From her varied experiences Mrs. Hutchings is a very interesting woman; she possesses the rare tact of being a good listener, as well as entertaining in conversation.  She has a lovable disposition and is a woman whom all other women admire.”

 According to Emily she “wrote for a newspaper syndicate and did a good deal of feature writing for McClure’s, (where she wrote an article on Mark Twain)  and for the St. Louis newspapers.”  She contributed to “Current Literature,” “Cosmopolitan,” “Country Life,” “Current Magazine,” “The Open Court,” “Philistine,” “Atlantic Monthly,” and others.  She wrote one novel that was published in the “Sunday Associated Magazine of Chicago,” entitled “Chriskios —Divine Healer.”  For two years she wrote “Art and Home Decorations for Beautiful Homes.” published monthly in St. Louis.  She contributed ten chapters of the “Women’s Atheneum” part of a work in ten volumes which covers every phase of woman’s activity, including themes as Art in Dress; Art in Home Decorations; The History and Study of Art; Women as Writers; The Teaching Profession for Women; The Ethics of Handiwork for Women.

She was art editor of the  St. Louis Globe-Democrat. and was published for four years as the “Mysterious Woman About Town.”  At one time she wrote the “Saturday Dinner Sketches,” using the name of “Frank Harwin.”    In an article in the Oakland Tribune published on September 10, 1922 Emily is quoted as saying, “It has been part of my job, all through my newspaper work, to consult with women’s clubs, to advise them on their programs and I have come to know personally most of the big women in such organizations in Missouri and in other states.” 

Mrs. Hutchings was also on the publicity staff of the General Press Bureau during the 1904 World Fair in St. Louis as Chief Feature Writer “and in that capacity she sent out articles in seven languages. She wrote a story a day for twenty-four weeks which were printed all over the world.  In their preparation she interviewed practically every official and head of the department connected with the fair.   She was the last member of the press bureau to be dropped after the Fair had been disbanded.  She was reported to be a lecturer and librarian of the St. Louis School of Fine Arts.   Mrs. Hutchings has also done much work for ‘The Mirror” along the line of art criticisms, municipal improvement work, etc.  It is interesting to know that she made inspections in the Industrial School, publishing the facts in that paper which four years later were proven by municipal investigation to be absolutely correct, and the city officials who scorned her actions at the time were the first to make apologies when they found her reports to have been verified..”

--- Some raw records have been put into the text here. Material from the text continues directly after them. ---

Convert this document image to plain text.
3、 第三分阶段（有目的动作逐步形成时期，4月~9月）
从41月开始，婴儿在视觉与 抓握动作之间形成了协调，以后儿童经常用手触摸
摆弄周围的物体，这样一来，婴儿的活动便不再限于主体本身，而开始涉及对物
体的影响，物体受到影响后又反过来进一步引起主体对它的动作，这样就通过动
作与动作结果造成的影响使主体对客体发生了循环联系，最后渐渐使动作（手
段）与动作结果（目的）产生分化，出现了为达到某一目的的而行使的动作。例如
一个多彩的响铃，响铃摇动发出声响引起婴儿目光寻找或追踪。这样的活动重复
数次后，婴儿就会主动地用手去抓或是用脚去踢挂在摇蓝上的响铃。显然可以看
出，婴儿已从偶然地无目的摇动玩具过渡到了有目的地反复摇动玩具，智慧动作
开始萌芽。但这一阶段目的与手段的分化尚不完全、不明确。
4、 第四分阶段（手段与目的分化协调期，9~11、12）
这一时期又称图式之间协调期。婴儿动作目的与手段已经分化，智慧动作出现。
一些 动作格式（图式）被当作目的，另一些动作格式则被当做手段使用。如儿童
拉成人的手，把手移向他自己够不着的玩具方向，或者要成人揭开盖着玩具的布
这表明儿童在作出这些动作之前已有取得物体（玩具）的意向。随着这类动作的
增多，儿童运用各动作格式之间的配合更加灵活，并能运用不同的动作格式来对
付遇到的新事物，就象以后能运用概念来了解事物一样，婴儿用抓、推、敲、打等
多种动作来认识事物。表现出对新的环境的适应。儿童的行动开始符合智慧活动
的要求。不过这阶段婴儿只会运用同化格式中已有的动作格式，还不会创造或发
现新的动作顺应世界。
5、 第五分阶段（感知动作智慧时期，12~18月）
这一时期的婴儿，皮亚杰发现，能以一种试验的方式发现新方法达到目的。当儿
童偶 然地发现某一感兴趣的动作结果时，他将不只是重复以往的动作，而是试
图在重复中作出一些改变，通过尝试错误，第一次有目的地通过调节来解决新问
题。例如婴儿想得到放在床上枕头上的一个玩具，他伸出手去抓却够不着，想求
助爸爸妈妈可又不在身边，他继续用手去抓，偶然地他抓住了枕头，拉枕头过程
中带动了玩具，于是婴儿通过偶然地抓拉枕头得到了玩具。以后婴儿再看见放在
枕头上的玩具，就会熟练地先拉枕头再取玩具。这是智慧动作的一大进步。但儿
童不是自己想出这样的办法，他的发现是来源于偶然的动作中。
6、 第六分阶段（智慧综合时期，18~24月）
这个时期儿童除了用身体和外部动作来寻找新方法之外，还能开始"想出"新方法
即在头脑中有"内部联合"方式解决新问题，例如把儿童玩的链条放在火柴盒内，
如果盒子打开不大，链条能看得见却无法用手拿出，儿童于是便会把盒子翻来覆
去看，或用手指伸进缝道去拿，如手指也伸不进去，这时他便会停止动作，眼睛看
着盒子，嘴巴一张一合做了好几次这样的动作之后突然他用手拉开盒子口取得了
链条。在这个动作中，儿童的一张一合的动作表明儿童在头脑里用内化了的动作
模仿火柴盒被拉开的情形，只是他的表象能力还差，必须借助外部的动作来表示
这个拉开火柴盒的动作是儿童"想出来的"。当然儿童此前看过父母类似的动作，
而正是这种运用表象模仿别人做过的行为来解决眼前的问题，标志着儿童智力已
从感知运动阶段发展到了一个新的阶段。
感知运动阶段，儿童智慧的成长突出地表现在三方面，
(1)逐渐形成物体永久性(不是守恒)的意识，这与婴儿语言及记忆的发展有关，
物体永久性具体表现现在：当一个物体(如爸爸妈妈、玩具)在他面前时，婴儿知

For two years she was on the editorial staff of the “Valley Magazine,” taking the Children’s and Domestic Science departments.  She prepared about one-half of the first issue of “Myerson’s American Family Magazine,” using seven pen names, and was on the staff for one year.  Emily is reported to have stated, “In my childhood I wanted to be a physician; but the first time I saw a cadaver, I fainted.  That settled my career.  My brother, who is a surgeon, laughed at me.  So I took to literature instead.”

Emily’s mother, Margaret Schmidt did train as a physician to “make herself more useful” to  her husband as he contemplated a missionary appointment in Japan but “in those days the rights of womankind were disregarded by medical colleges and she was not allowed to take a degree .”  Although her husband did not become a missionary due to poor health, Margaret Schmidt’s services as a physician “were soon in great demand in the vicinity of her home and she was recognized by all as a physician of ability.  Her field of labor widened and at last she had clientele not exceeded by any other practitioner in Hannibal (Missouri).  She continued in professional work until declining years led to her withdrawal from active practice .”

Emily Hutchings died at home in St. Louis in 1960 and poignantly, after such an outstanding career, obituaries remembered her as little more than the widow of Edwin Hutchings.  No mentions were made of her literary career or love affair with the Ouija board or spiritualism.